The SqlClient provider has been written completely in managed code, and uses as few layers as possible to connect to the database. This provider writes TDS ( Tabular Data Stream ) packets direct to SQL Server, which should be substantially faster than the OleDb provider, which naturally has to go through a number of layers before actually hitting the database.

To test the theory, the following code was run against the same database on the same machine, the only difference being the use of the SqlClient managed provider over the ADO provider:

   SqlConnection conn = new SqlConnection(Login.Connection);     conn.Open();     SqlCommand cmd = new SqlCommand ("update tempdata set AValue=1 Where ID=1" ,     conn);     DateTime   initial, elapsed ;     initial = DateTime.Now ;     for(int i = 0; i < iterations; i++)     cmd.ExecuteNonQuery();     elapsed = DateTime.Now ;     conn.Close();

Naturally the OLE DB version utilizes OleDbCommand rather than SqlCommand . I created a simple database table with two columns as shown below, and manually added a single row:

The SQL clause used was a simple UPDATE command:

   UPDATE TempData SET AValue = 1 WHERE ID = 1.

The SQL was kept deliberately simple to attempt to highlight the differences in the providers. The results (in seconds) achieved for various combinations of iterations were as follows :

Provider	100	1000	10000	50000
OleDb	0.109	0.798	7.95	39.11
Sql	0.078	0.626	6.23	29.27

If you are only targeting SQL Server then the obvious choice is the Sql provider. Back in the real world, if you target anything other than SQL Server you naturally have to use the OleDb provider. Or do you?

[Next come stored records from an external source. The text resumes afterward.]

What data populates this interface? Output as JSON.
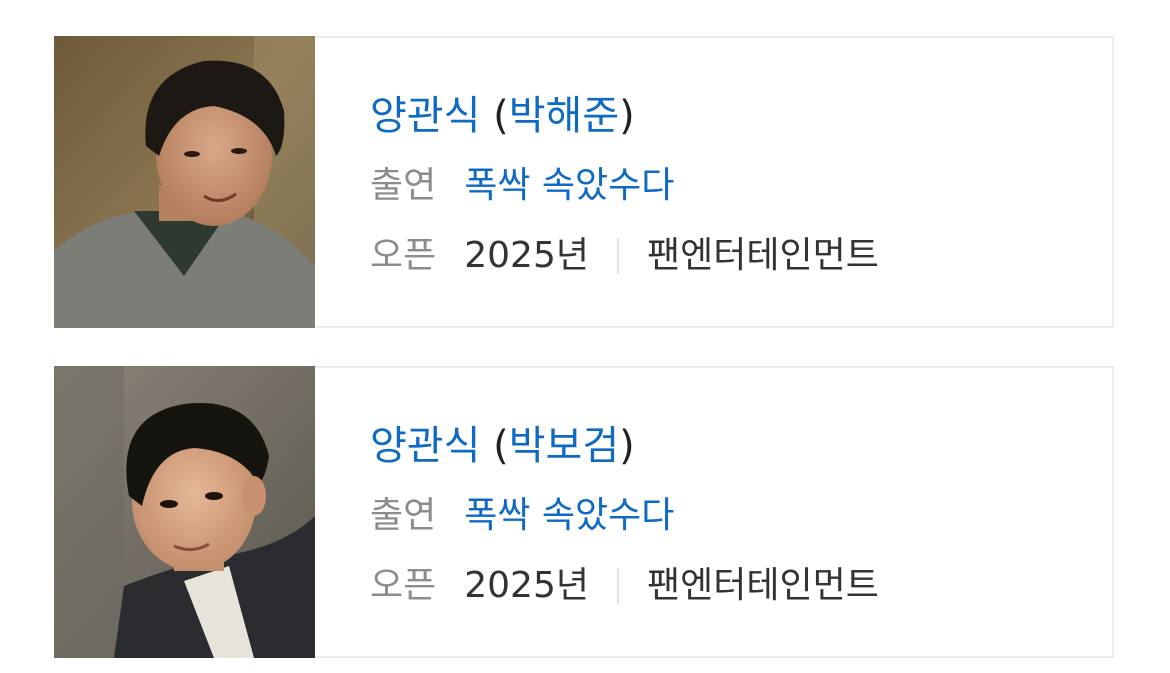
{
  "cards": [
    {
      "role": "양관식",
      "actor": "박해준",
      "appearance_label": "출연",
      "show_title": "폭싹 속았수다",
      "open_label": "오픈",
      "year": "2025년",
      "agency": "팬엔터테인먼트"
    },
    {
      "role": "양관식",
      "actor": "박보검",
      "appearance_label": "출연",
      "show_title": "폭싹 속았수다",
      "open_label": "오픈",
      "year": "2025년",
      "agency": "팬엔터테인먼트"
    }
  ],
  "colors": {
    "link": "#0f6ac4",
    "label": "#8c8c8c",
    "text": "#333333",
    "border": "#ececec"
  }
}
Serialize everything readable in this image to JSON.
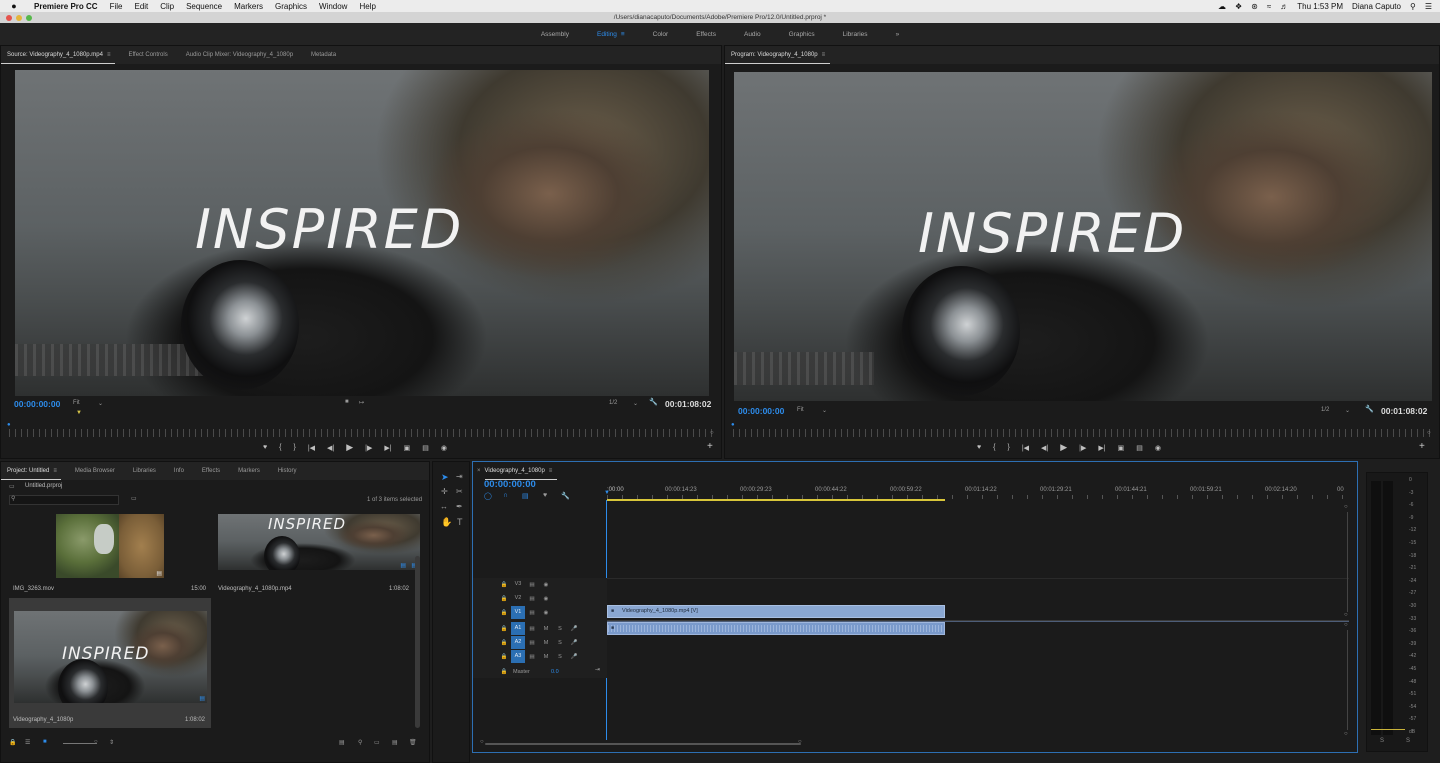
{
  "menubar": {
    "apple": "",
    "items": [
      "Premiere Pro CC",
      "File",
      "Edit",
      "Clip",
      "Sequence",
      "Markers",
      "Graphics",
      "Window",
      "Help"
    ],
    "clock": "Thu 1:53 PM",
    "user": "Diana Caputo"
  },
  "titlebar": {
    "path": "/Users/dianacaputo/Documents/Adobe/Premiere Pro/12.0/Untitled.prproj *"
  },
  "workspaces": {
    "items": [
      "Assembly",
      "Editing",
      "Color",
      "Effects",
      "Audio",
      "Graphics",
      "Libraries"
    ],
    "more": "»"
  },
  "source": {
    "tabs": [
      "Source: Videography_4_1080p.mp4",
      "Effect Controls",
      "Audio Clip Mixer: Videography_4_1080p",
      "Metadata"
    ],
    "overlay": "INSPIRED",
    "timecode": "00:00:00:00",
    "fit": "Fit",
    "resolution": "1/2",
    "duration": "00:01:08:02"
  },
  "program": {
    "tab": "Program: Videography_4_1080p",
    "overlay": "INSPIRED",
    "timecode": "00:00:00:00",
    "fit": "Fit",
    "resolution": "1/2",
    "duration": "00:01:08:02"
  },
  "project": {
    "tabs": [
      "Project: Untitled",
      "Media Browser",
      "Libraries",
      "Info",
      "Effects",
      "Markers",
      "History"
    ],
    "file": "Untitled.prproj",
    "selection": "1 of 3 items selected",
    "items": [
      {
        "name": "IMG_3263.mov",
        "duration": "15:00"
      },
      {
        "name": "Videography_4_1080p.mp4",
        "duration": "1:08:02",
        "overlay": "INSPIRED"
      },
      {
        "name": "Videography_4_1080p",
        "duration": "1:08:02",
        "overlay": "INSPIRED"
      }
    ]
  },
  "timeline": {
    "tab": "Videography_4_1080p",
    "timecode": "00:00:00:00",
    "ruler": [
      ":00:00",
      "00:00:14:23",
      "00:00:29:23",
      "00:00:44:22",
      "00:00:59:22",
      "00:01:14:22",
      "00:01:29:21",
      "00:01:44:21",
      "00:01:59:21",
      "00:02:14:20",
      "00"
    ],
    "video_tracks": [
      "V3",
      "V2",
      "V1"
    ],
    "audio_tracks": [
      "A1",
      "A2",
      "A3"
    ],
    "track_buttons": {
      "mute": "M",
      "solo": "S"
    },
    "master": {
      "label": "Master",
      "value": "0.0"
    },
    "clip_name": "Videography_4_1080p.mp4 [V]"
  },
  "meter": {
    "scale": [
      "0",
      "-3",
      "-6",
      "-9",
      "-12",
      "-15",
      "-18",
      "-21",
      "-24",
      "-27",
      "-30",
      "-33",
      "-36",
      "-39",
      "-42",
      "-45",
      "-48",
      "-51",
      "-54",
      "-57",
      "dB"
    ],
    "solo": [
      "S",
      "S"
    ]
  }
}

As Microsoft has done an excellent job of making database access generic with the System.Data.Common classes, it would be better to write code against those classes, and use the appropriate managed provider at run time. It's fairly simple to swap between OleDb and Sql now, and if other database vendors write managed providers for their products, you will be able to swap out ADO for a native provider with little (or no) code changes. For an example of the versatility of .NET data access, The "Scientific Data Center" case study in " Data-Centric .NET Programming with C# " (Wrox Press, ISBN 1-861005-92-x) details using C# to query a MySQL database.